Possible therapeutic approaches
If dementia is diagnosed in the dog, therapy must be started as soon as possible. You should know right from the start that this is unfortunately a incurable disease and therapeutic measures usually only slow down the disease process.
The following 3 measures can be taken:
- Behavior therapy
- Mental stimulation through learning new commands, training with intelligence toys and setting new stimuli, e.g. with new walking paths, should slow down the death of nerve cells.
- In addition to switching to food especially for senior dogs, there are studies that promise an improvement in symptoms by adding MCT oil to the food .²
- Pharmacological measures
- To treat dementia in dogs, drugs are used that are designed to improve blood circulation and brain performance.
It is best to discuss the appropriate treatment method with your veterinarian.
Security despite dementia?
If your dog has CDS, he needs yours full attention, even more than before. The most important therapeutic measure that you can take is therefore your four-legged friend To give security and not to leave him alone. But what happens if your four-legged friend runs away from home due to their illness and cannot find their way home? These and similar situations are unfortunately not uncommon for four-legged friends with dementia.
With the Tractive GPS Tracker you can Monitor your dog 24 hours a day. Anytime and anywhere you can easily read the location of your four-legged friend on your smartphone. He has no chance to hide and even if he runs away due to illness and cannot find his way back, you can free him from this situation and bring him back home safely.

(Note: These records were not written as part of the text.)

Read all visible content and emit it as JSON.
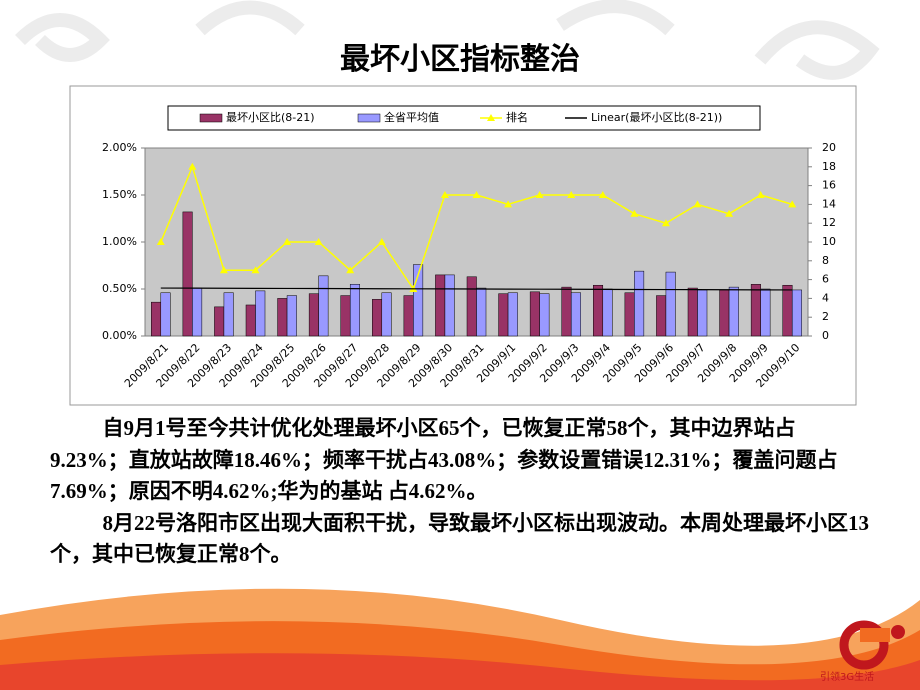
{
  "slide": {
    "title": "最坏小区指标整治",
    "paragraphs": [
      "自9月1号至今共计优化处理最坏小区65个，已恢复正常58个，其中边界站占9.23%；直放站故障18.46%；频率干扰占43.08%；参数设置错误12.31%；覆盖问题占7.69%；原因不明4.62%;华为的基站 占4.62%。",
      "8月22号洛阳市区出现大面积干扰，导致最坏小区标出现波动。本周处理最坏小区13个，其中已恢复正常8个。"
    ],
    "brand": "引领3G生活"
  },
  "chart_data": {
    "type": "bar",
    "categories": [
      "2009/8/21",
      "2009/8/22",
      "2009/8/23",
      "2009/8/24",
      "2009/8/25",
      "2009/8/26",
      "2009/8/27",
      "2009/8/28",
      "2009/8/29",
      "2009/8/30",
      "2009/8/31",
      "2009/9/1",
      "2009/9/2",
      "2009/9/3",
      "2009/9/4",
      "2009/9/5",
      "2009/9/6",
      "2009/9/7",
      "2009/9/8",
      "2009/9/9",
      "2009/9/10"
    ],
    "series": [
      {
        "name": "最坏小区比(8-21)",
        "type": "bar",
        "color": "#993366",
        "values": [
          0.36,
          1.32,
          0.31,
          0.33,
          0.4,
          0.45,
          0.43,
          0.39,
          0.43,
          0.65,
          0.63,
          0.45,
          0.47,
          0.52,
          0.54,
          0.46,
          0.43,
          0.51,
          0.49,
          0.55,
          0.54
        ]
      },
      {
        "name": "全省平均值",
        "type": "bar",
        "color": "#9999ff",
        "values": [
          0.46,
          0.51,
          0.46,
          0.48,
          0.43,
          0.64,
          0.55,
          0.46,
          0.76,
          0.65,
          0.51,
          0.46,
          0.45,
          0.46,
          0.5,
          0.69,
          0.68,
          0.49,
          0.52,
          0.5,
          0.49
        ]
      },
      {
        "name": "排名",
        "type": "line",
        "axis": "y2",
        "color": "#ffff00",
        "values": [
          10,
          18,
          7,
          7,
          10,
          10,
          7,
          10,
          5,
          15,
          15,
          14,
          15,
          15,
          15,
          13,
          12,
          14,
          13,
          15,
          14
        ]
      },
      {
        "name": "Linear(最坏小区比(8-21))",
        "type": "trend",
        "color": "#000000",
        "values": [
          0.51,
          0.509,
          0.508,
          0.507,
          0.506,
          0.505,
          0.504,
          0.503,
          0.502,
          0.501,
          0.5,
          0.499,
          0.498,
          0.497,
          0.496,
          0.495,
          0.494,
          0.493,
          0.492,
          0.491,
          0.49
        ]
      }
    ],
    "ylim": [
      0,
      2
    ],
    "yticks": [
      {
        "value": 0,
        "label": "0.00%"
      },
      {
        "value": 0.5,
        "label": "0.50%"
      },
      {
        "value": 1,
        "label": "1.00%"
      },
      {
        "value": 1.5,
        "label": "1.50%"
      },
      {
        "value": 2,
        "label": "2.00%"
      }
    ],
    "y2lim": [
      0,
      20
    ],
    "y2ticks": [
      0,
      2,
      4,
      6,
      8,
      10,
      12,
      14,
      16,
      18,
      20
    ],
    "legend": "top"
  }
}
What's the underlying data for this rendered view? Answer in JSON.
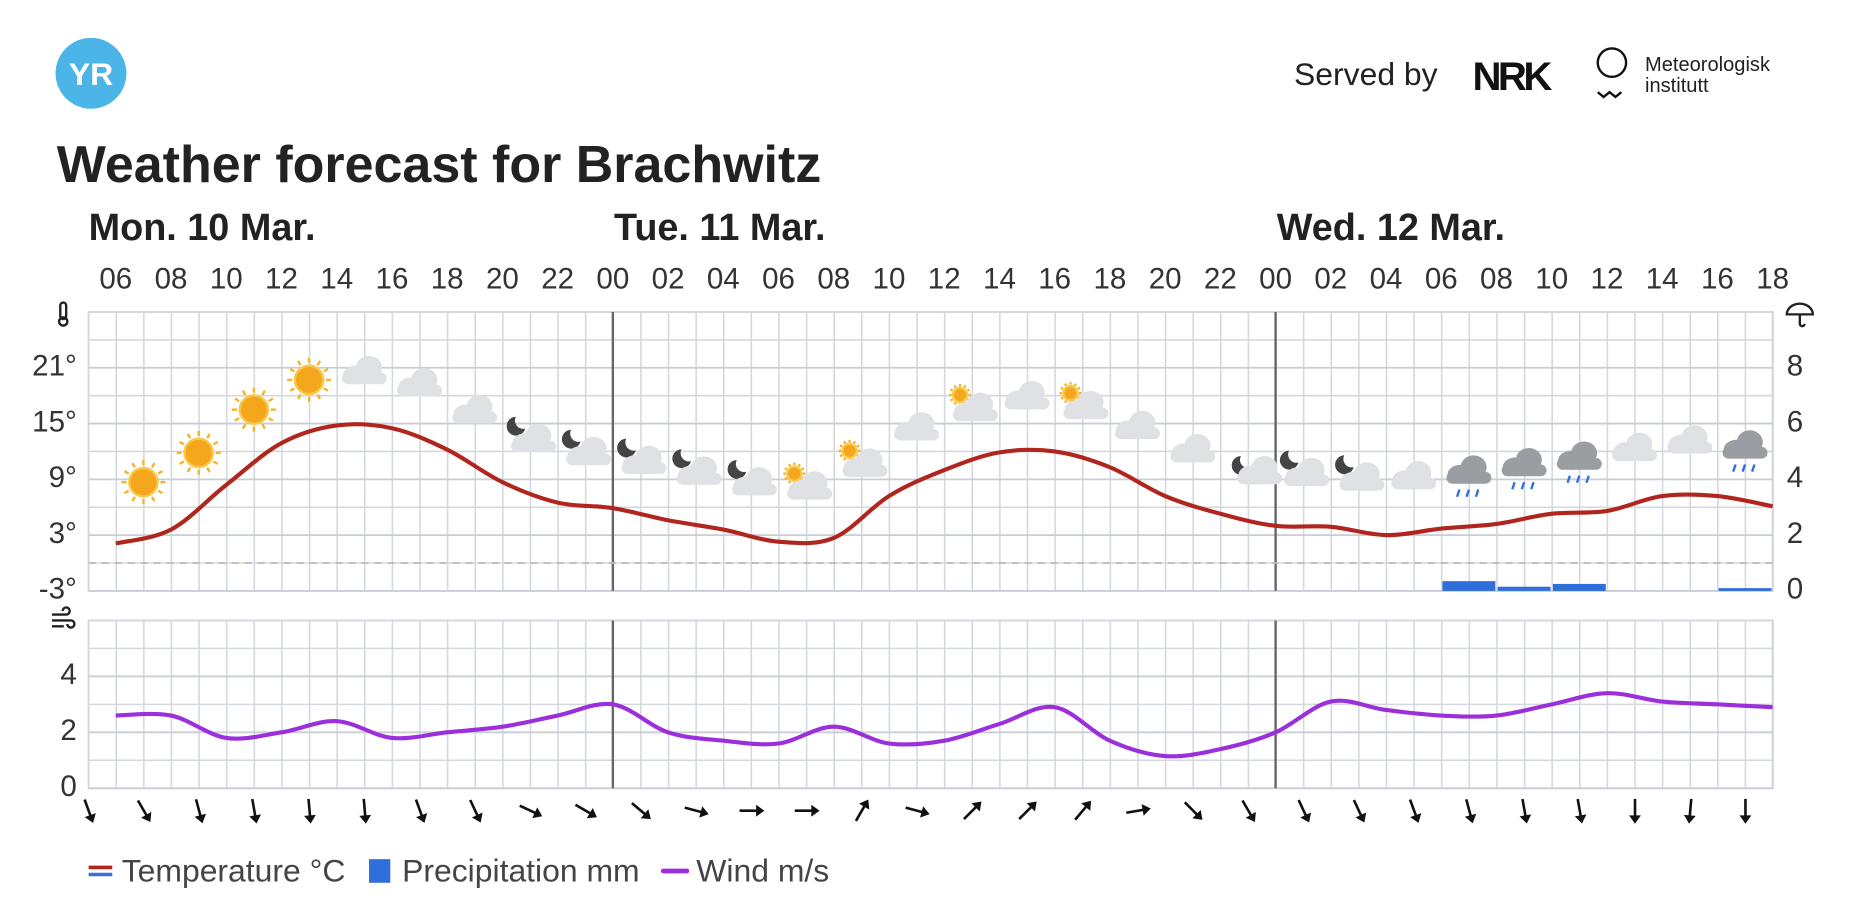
{
  "header": {
    "logo": "YR",
    "served_by": "Served by",
    "nrk": "NRK",
    "met": [
      "Meteorologisk",
      "institutt"
    ]
  },
  "chart_data": [
    {
      "type": "line",
      "title": "Weather forecast for Brachwitz",
      "days": [
        "Mon. 10 Mar.",
        "Tue. 11 Mar.",
        "Wed. 12 Mar."
      ],
      "categories": [
        "06",
        "08",
        "10",
        "12",
        "14",
        "16",
        "18",
        "20",
        "22",
        "00",
        "02",
        "04",
        "06",
        "08",
        "10",
        "12",
        "14",
        "16",
        "18",
        "20",
        "22",
        "00",
        "02",
        "04",
        "06",
        "08",
        "10",
        "12",
        "14",
        "16",
        "18"
      ],
      "series": [
        {
          "name": "Temperature °C",
          "color": "#b0261e",
          "values": [
            2.1,
            3.6,
            8.4,
            12.9,
            14.8,
            14.5,
            12.2,
            8.7,
            6.5,
            5.9,
            4.6,
            3.6,
            2.3,
            2.7,
            7.2,
            10,
            11.9,
            12,
            10.3,
            7.2,
            5.3,
            4,
            3.9,
            3,
            3.7,
            4.2,
            5.3,
            5.6,
            7.2,
            7.2,
            6.1
          ]
        },
        {
          "name": "Precipitation mm",
          "color": "#2f6fdc",
          "type": "bar",
          "axis": "y2",
          "values": [
            0,
            0,
            0,
            0,
            0,
            0,
            0,
            0,
            0,
            0,
            0,
            0,
            0,
            0,
            0,
            0,
            0,
            0,
            0,
            0,
            0,
            0,
            0,
            0,
            0.35,
            0.15,
            0.25,
            0,
            0,
            0.1,
            0
          ]
        }
      ],
      "ylim": [
        -3,
        27
      ],
      "yticks": [
        {
          "value": -3,
          "label": "-3°"
        },
        {
          "value": 3,
          "label": "3°"
        },
        {
          "value": 9,
          "label": "9°"
        },
        {
          "value": 15,
          "label": "15°"
        },
        {
          "value": 21,
          "label": "21°"
        }
      ],
      "y2lim": [
        0,
        10
      ],
      "y2ticks": [
        0,
        2,
        4,
        6,
        8
      ],
      "grid": true
    },
    {
      "type": "line",
      "series": [
        {
          "name": "Wind m/s",
          "color": "#9b2fdc",
          "values": [
            2.6,
            2.6,
            1.8,
            2.0,
            2.4,
            1.8,
            2.0,
            2.2,
            2.6,
            3.0,
            2.0,
            1.7,
            1.6,
            2.2,
            1.6,
            1.7,
            2.3,
            2.9,
            1.7,
            1.15,
            1.4,
            2.0,
            3.1,
            2.8,
            2.6,
            2.6,
            3.0,
            3.4,
            3.1,
            3.0,
            2.9
          ],
          "directions": [
            160,
            150,
            165,
            170,
            175,
            175,
            160,
            155,
            115,
            120,
            130,
            105,
            90,
            90,
            30,
            105,
            45,
            45,
            40,
            80,
            135,
            150,
            155,
            155,
            160,
            165,
            170,
            170,
            180,
            185,
            180
          ]
        }
      ],
      "ylim": [
        0,
        6
      ],
      "yticks": [
        0,
        2,
        4
      ],
      "grid": true
    }
  ]
}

Even if dementia is an incurable disease, our four-legged friends should spend the rest of their lives happy and satisfied with their loved ones, right?
Tips for Dealing with a Dog With CDS
Even if cognitive dysfunction syndrome is an incurable disease, you can support your four-legged friend:
- Keep your dog busy enough and develop him spiritually.
- Encourage social interaction with other dogs.
- Exercise outdoors under sunlight supports a regular sleep-wake cycle.
- Walks should definitely continue to take place.
- Adjust your home to suit your sick dog's needs, much like you would a puppy or toddler.
- Fixed processes for eating, walking and sleeping are now particularly important.
- If necessary, you can use dog diapers or absorbent pads.
- Use special food for senior dogs, as discussed with your veterinarian.
- Regular visits to the vet to check and adjust the treatment method are mandatory.
- You can also find out about alternative forms of treatment.
- Remodeling the living space should be avoided as your dog appreciates the familiar environment.
- Do not overwhelm your darling with new stimuli such as toys, people or playmates.
- Keep commands short, simple, but still demanding.
- Show your dog how much you love him.
- Help keep your dog safe with a Tractive GPS tracker.
Your dog's needs will change and you should help them as best you can. Enjoy the precious time together!
Demented dogs - you need to know that
Dog dementia is often not recognized for a long time and remains untreated. Have a look at this video, which clearly and vividly summarizes the most important facts on the topic.